Yonghou Cao, 54, killed his two-month-old granddaughter and stabbed the two women while staying with his daughter in Brisbane on a visit from China in 2016, later admitting "I did a terrible thing".
Cao had been charged with one count of murder and two counts of attempted murder but the charges were dropped last month by the Mental Health Court, which ruled he was of unsound mind.
It can now be revealed the attack began after the Chinese man's wife, Huijuan Fu, slapped him upon discovering he had not taken his antipsychotic medication for two months.
He punched and kicked her and she grabbed a kitchen knife to protect herself and stop him from assaulting her again.
But the sight of the knife had the opposite effect on Cao, who was suffering with a paranoid delusion that his wife and daughter Yuanyuan were trying to kill him.
He grabbed another knife and stabbed his wife in the chest and shoulders and repeatedly stabbed Yuanyuan, who ran out of the house in suburban Parkinson to get help.

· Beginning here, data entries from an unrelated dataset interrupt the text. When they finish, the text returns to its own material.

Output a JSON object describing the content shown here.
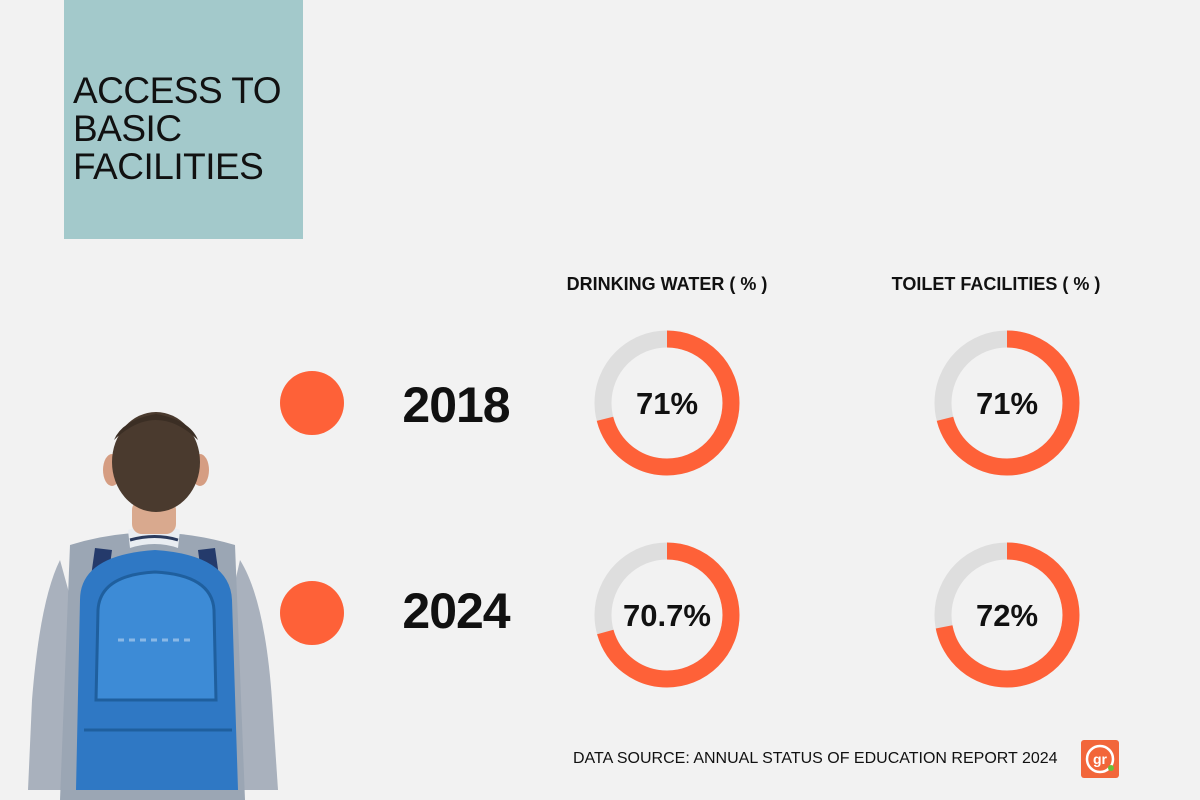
{
  "header": {
    "title_lines": [
      "ACCESS TO",
      "BASIC",
      "FACILITIES"
    ]
  },
  "colors": {
    "accent": "#fe6138",
    "track": "#dedede",
    "title_box": "#a3c9cb",
    "background": "#f2f2f2"
  },
  "chart_data": {
    "type": "donut",
    "columns": [
      "DRINKING WATER ( % )",
      "TOILET FACILITIES ( % )"
    ],
    "rows": [
      "2018",
      "2024"
    ],
    "series": [
      {
        "name": "DRINKING WATER ( % )",
        "values": [
          71,
          70.7
        ],
        "labels": [
          "71%",
          "70.7%"
        ]
      },
      {
        "name": "TOILET FACILITIES ( % )",
        "values": [
          71,
          72
        ],
        "labels": [
          "71%",
          "72%"
        ]
      }
    ],
    "max": 100
  },
  "footer": {
    "source": "DATA SOURCE: ANNUAL STATUS OF EDUCATION REPORT 2024",
    "logo_text": "gr",
    "logo_icon": "brand-logo-icon"
  },
  "illustration": {
    "icon": "student-with-backpack-icon"
  }
}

His wife reported she slipped and fell to the floor, waking Queenie, and said she saw Cao walking towards the baby's cot with the knife before she passed out.
After fatally stabbing Queenie in the abdomen, Cao turned the knife on himself.
He initially told psychiatrists he had acted in self-defence, but after more than a year of treatment at a Brisbane psychiatric hospital, acknowledged it was his fault and Queenie did not deserve to die.
"The baby was innocent. I did a terrible thing. I don't want to talk about it," he told his psychiatrist in August last year.
The Mental Health Court published the reasons for its decision on Thursday, including that psychiatrists had concluded he was "floridly psychotic" at the time of the attack and was not in control of his actions.
Cao told his psychiatrists he heard a rumbling noise in his head all the time that he believed was telling him to kill and interpreted the numbers on his daughter's numberplate to be a signal she wanted to kill him.
The court heard Cao's condition improved during the course of his treatment but he remained a risk to the public.
Justice Jean Dalton placed Cao on a forensic order, meaning he will continue to be detained for involuntary treatment.
She also granted an order sought by his daughter, that he not be allowed to contact her.